I was looking over the implementation of the try_mutex class and noticed that internally it uses a Win32 Mutex and does a WaitForSingleObject with a timeout of 0 in the do_trylock method. The same thing can be achieved by using a CriticalSection and the TryEnterCriticalSection API which is light weight compared to using a Mutex with a WaitForSingleObject call.
TryEnterCriticalSection works as follows:
If there is no contention on the lock, the lock will be acquired in user mode by using a few lock prefixed assembly instructions.
If there is contention on the lock the TryEnterCriticalSection will return immediately.
The EnterCriticalSection API works similarly with the exception that when there is contention on the lock it will follow the same code path as the WaitForSingleObject call and not return until the lock is acquired.
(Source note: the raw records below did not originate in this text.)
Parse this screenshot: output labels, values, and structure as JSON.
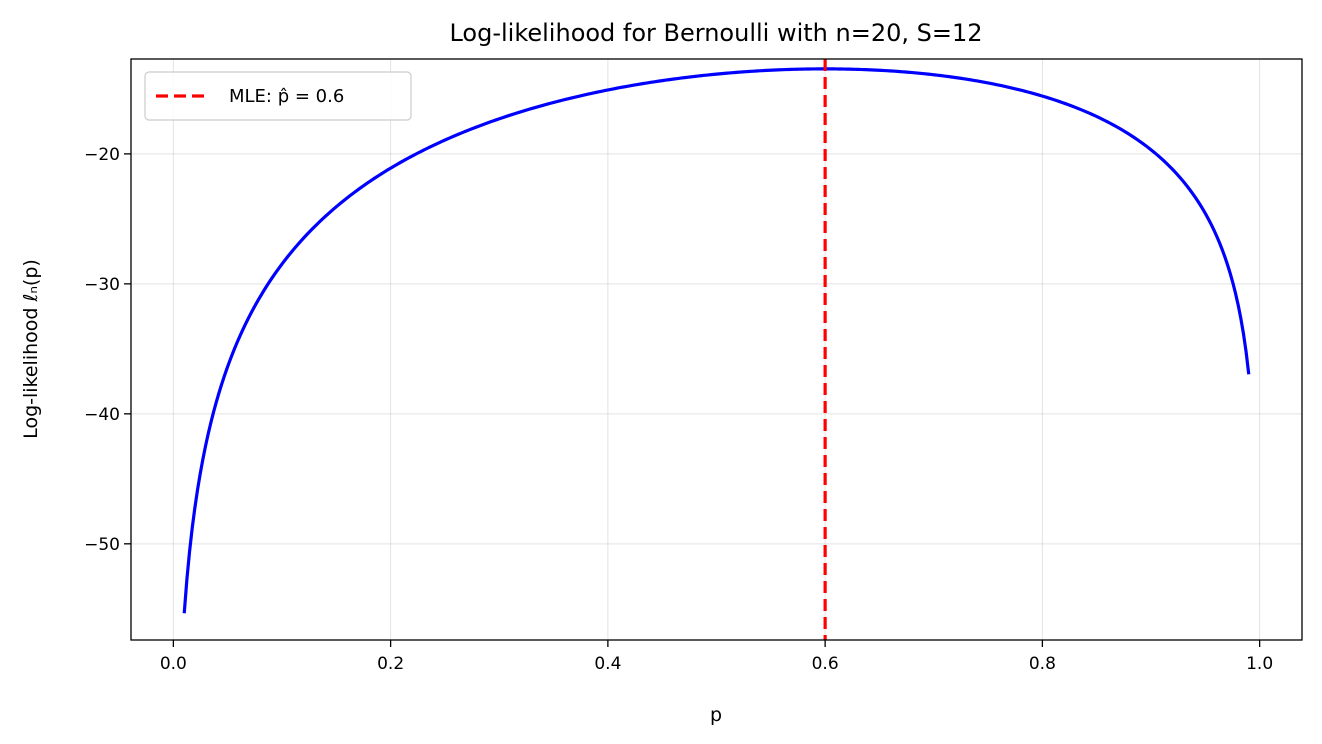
{
  "chart_data": {
    "type": "line",
    "title": "Log-likelihood for Bernoulli with n=20, S=12",
    "xlabel": "p",
    "ylabel": "Log-likelihood ℓₙ(p)",
    "n": 20,
    "S": 12,
    "xlim": [
      -0.039,
      1.039
    ],
    "ylim": [
      -57.4,
      -12.7
    ],
    "x_range": [
      0.01,
      0.99
    ],
    "xticks": [
      0.0,
      0.2,
      0.4,
      0.6,
      0.8,
      1.0
    ],
    "xtick_labels": [
      "0.0",
      "0.2",
      "0.4",
      "0.6",
      "0.8",
      "1.0"
    ],
    "yticks": [
      -20,
      -30,
      -40,
      -50
    ],
    "ytick_labels": [
      "−20",
      "−30",
      "−40",
      "−50"
    ],
    "grid": true,
    "legend_position": "top-left",
    "series": [
      {
        "label": "",
        "color": "#0000ff",
        "style": "solid"
      }
    ],
    "mle_line": {
      "label": "MLE: p̂ = 0.6",
      "x": 0.6,
      "color": "#ff0000",
      "style": "dashed"
    }
  }
}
WaitForSingleObject is heavy weight in that the work is always done in kernel mode with a much longer code path. Since TryEnterCriticalSection is only available on WinNT 4.0, Win 2K, and XP a possible a way to implement this is to restructure try_mutex to use the pimpl idiom and check the platform at the time of construction of the object. The results of the platform check can be cached to speed construction of future try_mutex objects.
Also, I found that it is more efficient to use WaitForSingleObjectEx and WaitForMultipleObjectsEx over the non-Ex versions. Tracing in the debugger reveals that the non-Ex versions call the Ex versions with the Alertable parameter set to FALSE. You’ll avoid the overhead of an extra function call by using the Ex versions directly.